R.G : No RG 20/01624 - No Portalis DBVH-V-B7E-HXX3
EM/DO

POLE SOCIAL DU TJ D'AVIGNON
27 février 2020

RG:18/1087

S.A. PAREXGROUP

C/

CPAM DU VAUCLUSE
[M]

Grosse délivrée
le
à

COUR D'APPEL DE NÎMES

CHAMBRE SOCIALE

ARRÊT DU 22 NOVEMBRE 2022

APPELANTE :

S.A. PAREXGROUP
[Adresse 2]
[Localité 6]

représentée par Me Jacques BELLICHACH, avocat au barreau de PARIS

INTIMÉS :

CPAM DU VAUCLUSE
[Adresse 3]
[Localité 4]

représenté par M. [U] en vertu d'un pouvoir général

Monsieur [W] [M]
[Adresse 1]
[Adresse 1]
[Localité 5]

représenté par Me Emilie MILLION-ROUSSEAU de la SELARL RACINE, avocat au barreau de MARSEILLE substituée par Me Alexis RINGUE, avocat au barreau de MARSEILLE

COMPOSITION DE LA COUR LORS DES DÉBATS :

Mme Catherine REYTER LEVIS, Conseillère, a entendu les plaidoiries en application de l'article 945-1 du code de Procédure Civile, sans opposition des parties.
Elle en a rendu compte à la Cour lors de son délibéré.

COMPOSITION DE LA COUR LORS DU DÉLIBÉRÉ :

Monsieur Yves ROUQUETTE-DUGARET, Président
Madame Evelyne MARTIN, Conseillère
Mme Catherine REYTER LEVIS, Conseillère

GREFFIER :

Madame Delphine OLLMANN, Greffière, lors des débats et du prononcé de la décision

DÉBATS :

A l'audience publique du 13 Septembre 2022, où l'affaire a été mise en délibéré au 22 Novembre 2022.
Les parties ont été avisées que l'arrêt sera prononcé par sa mise à disposition au greffe de la cour d'appel.

ARRÊT :

Arrêt contradictoire, rendu en dernier ressort, prononcé publiquement et signé par Monsieur Yves ROUQUETTE-DUGARET, Président, le 22 Novembre 2022, par mise à disposition au greffe de la Cour

FAITS, PROCÉDURE, PRÉTENTIONS DES PARTIES

Le 11 avril 2013, M. [W] [M], salarié de la SA Parexgroup à compter du 1er septembre 2001 en qualité de conducteur de ligne, a adressé à la Caisse Primaire d'assurance maladie de Vaucluse une demande de reconnaissance de maladie professionnelle pour "hernie discale". Le certificat médical initial en date du 11 janvier 2013, établi par le Dr [E] mentionnait " hernie discale L4-L5 foraminale gauche suite à des efforts de soulèvements et rotations".

Le questionnaire salarié a été renseigné le 22 mai 2013 et le questionnaire employeur n'est pas daté.
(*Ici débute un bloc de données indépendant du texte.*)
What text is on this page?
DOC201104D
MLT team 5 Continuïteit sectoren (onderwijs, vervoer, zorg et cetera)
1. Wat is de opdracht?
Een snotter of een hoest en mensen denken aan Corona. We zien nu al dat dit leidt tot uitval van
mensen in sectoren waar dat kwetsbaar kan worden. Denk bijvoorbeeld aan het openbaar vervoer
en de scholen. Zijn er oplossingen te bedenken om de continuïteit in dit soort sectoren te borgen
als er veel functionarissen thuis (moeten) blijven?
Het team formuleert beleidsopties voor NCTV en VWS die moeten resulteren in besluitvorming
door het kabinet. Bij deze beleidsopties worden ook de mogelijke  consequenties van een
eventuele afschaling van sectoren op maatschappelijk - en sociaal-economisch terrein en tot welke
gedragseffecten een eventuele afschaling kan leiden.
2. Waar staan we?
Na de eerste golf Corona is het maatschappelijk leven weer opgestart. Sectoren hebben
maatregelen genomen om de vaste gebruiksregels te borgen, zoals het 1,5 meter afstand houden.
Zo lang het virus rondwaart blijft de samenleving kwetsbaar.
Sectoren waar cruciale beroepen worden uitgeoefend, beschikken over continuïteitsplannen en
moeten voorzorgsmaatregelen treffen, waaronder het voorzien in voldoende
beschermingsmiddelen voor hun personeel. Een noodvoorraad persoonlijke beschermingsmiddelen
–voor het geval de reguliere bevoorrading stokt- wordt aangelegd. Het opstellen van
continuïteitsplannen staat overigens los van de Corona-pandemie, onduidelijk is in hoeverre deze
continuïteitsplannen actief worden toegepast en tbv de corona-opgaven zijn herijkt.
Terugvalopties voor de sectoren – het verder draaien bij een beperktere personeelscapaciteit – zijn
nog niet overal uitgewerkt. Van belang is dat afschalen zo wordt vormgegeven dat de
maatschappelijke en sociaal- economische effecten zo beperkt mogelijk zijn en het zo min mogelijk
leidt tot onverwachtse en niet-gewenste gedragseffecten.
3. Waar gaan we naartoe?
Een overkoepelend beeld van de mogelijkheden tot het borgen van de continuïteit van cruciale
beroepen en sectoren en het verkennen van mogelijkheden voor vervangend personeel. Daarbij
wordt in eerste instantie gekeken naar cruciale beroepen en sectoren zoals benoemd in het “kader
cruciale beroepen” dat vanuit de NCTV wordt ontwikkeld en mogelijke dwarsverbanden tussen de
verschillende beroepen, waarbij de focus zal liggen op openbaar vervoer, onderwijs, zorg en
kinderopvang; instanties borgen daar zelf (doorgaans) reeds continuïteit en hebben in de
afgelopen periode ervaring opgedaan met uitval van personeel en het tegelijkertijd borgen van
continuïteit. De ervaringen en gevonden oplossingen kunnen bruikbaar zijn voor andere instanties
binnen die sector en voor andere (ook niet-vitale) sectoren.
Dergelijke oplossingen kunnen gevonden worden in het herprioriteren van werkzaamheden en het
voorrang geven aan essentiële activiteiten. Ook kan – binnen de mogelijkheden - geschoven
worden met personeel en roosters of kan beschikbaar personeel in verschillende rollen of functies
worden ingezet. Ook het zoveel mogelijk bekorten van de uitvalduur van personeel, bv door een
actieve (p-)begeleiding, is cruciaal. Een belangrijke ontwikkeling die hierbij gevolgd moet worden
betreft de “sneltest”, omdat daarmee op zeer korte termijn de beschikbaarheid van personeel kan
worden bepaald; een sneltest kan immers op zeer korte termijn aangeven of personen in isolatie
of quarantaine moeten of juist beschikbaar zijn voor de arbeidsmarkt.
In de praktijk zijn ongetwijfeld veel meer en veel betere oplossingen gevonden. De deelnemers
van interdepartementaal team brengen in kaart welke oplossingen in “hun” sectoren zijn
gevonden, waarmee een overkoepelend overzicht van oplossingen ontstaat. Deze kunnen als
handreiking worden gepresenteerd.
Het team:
Le colloque médico-administratif en date du 29 août 2013 a conclu à la prise en charge de la pathologie au titre de la législation relative aux risques professionnels.

Par décision en date du 19 septembre 2013, la Caisse Primaire d'assurance maladie de Vaucluse a notifié à la SA Parexgroup la prise en charge au titre de la législation relative aux risques professionnels de la pathologie déclarée par M. [W] [M] le 12 avril 2013, "sciatique par hernie discale L4-L5" inscrite au tableau 98 des maladies professionnelles "affections chroniques du rachis lombaire provoquées par la manutention manuelle de charges lourdes".

Sur contestation de la SA Parexgroup, la Commission de Recours Amiable de la Caisse Primaire d'assurance maladie de Vaucluse, dans sa séance du 14 janvier 2014, a confirmé la prise en charge de la pathologie du 11 janvier 2013, déclarée par M. [W] [M] le 12 avril 2013 au titre de la législation relative aux risques professionnels.

Par décision du 5 mars 2014, la Caisse Primaire d'assurance maladie de Vaucluse a alloué à M. [W] [M] une rente à compter du 13 janvier 2014, pour un taux d'incapacité permanente partielle de 13% dont 1% de taux professionnel en raison de " séquelles douloureuses et fonctionnelles d'une lombosciatique gauche par hernie discale L4L5 gauche : persistance de douleurs nécessitant un traitement occasionnel et une gêne fonctionnelle avec signe de Lasègue gauche."

La SA Parexgroup a saisi, le 10 mars 2014, le tribunal des affaires de sécurité sociale des Hauts de Seine d'un recours contre cette décision, lequel par jugement du 20 mars 2018 s'est dessaisi au profit du tribunal des affaires de sécurité sociale de Vaucluse.

Par jugement en date du 27 février 2020, le tribunal judiciaire d'Avignon, désormais compétent pour connaître de ce litige a :
- débouté la SA Parexgroup de l'intégralité de ses demandes,
- confirmé la décision de la Commission de Recours Amiable de la Caisse Primaire d'assurance maladie de Vaucluse du 14 janvier 2014,
- déclaré opposable à la SA Parexgroup la maladie professionnelle déclarée par M. [W] [M] le 11 janvier 2013,
- condamné la SA Parexgroup à payer les entiers dépens de l'instance.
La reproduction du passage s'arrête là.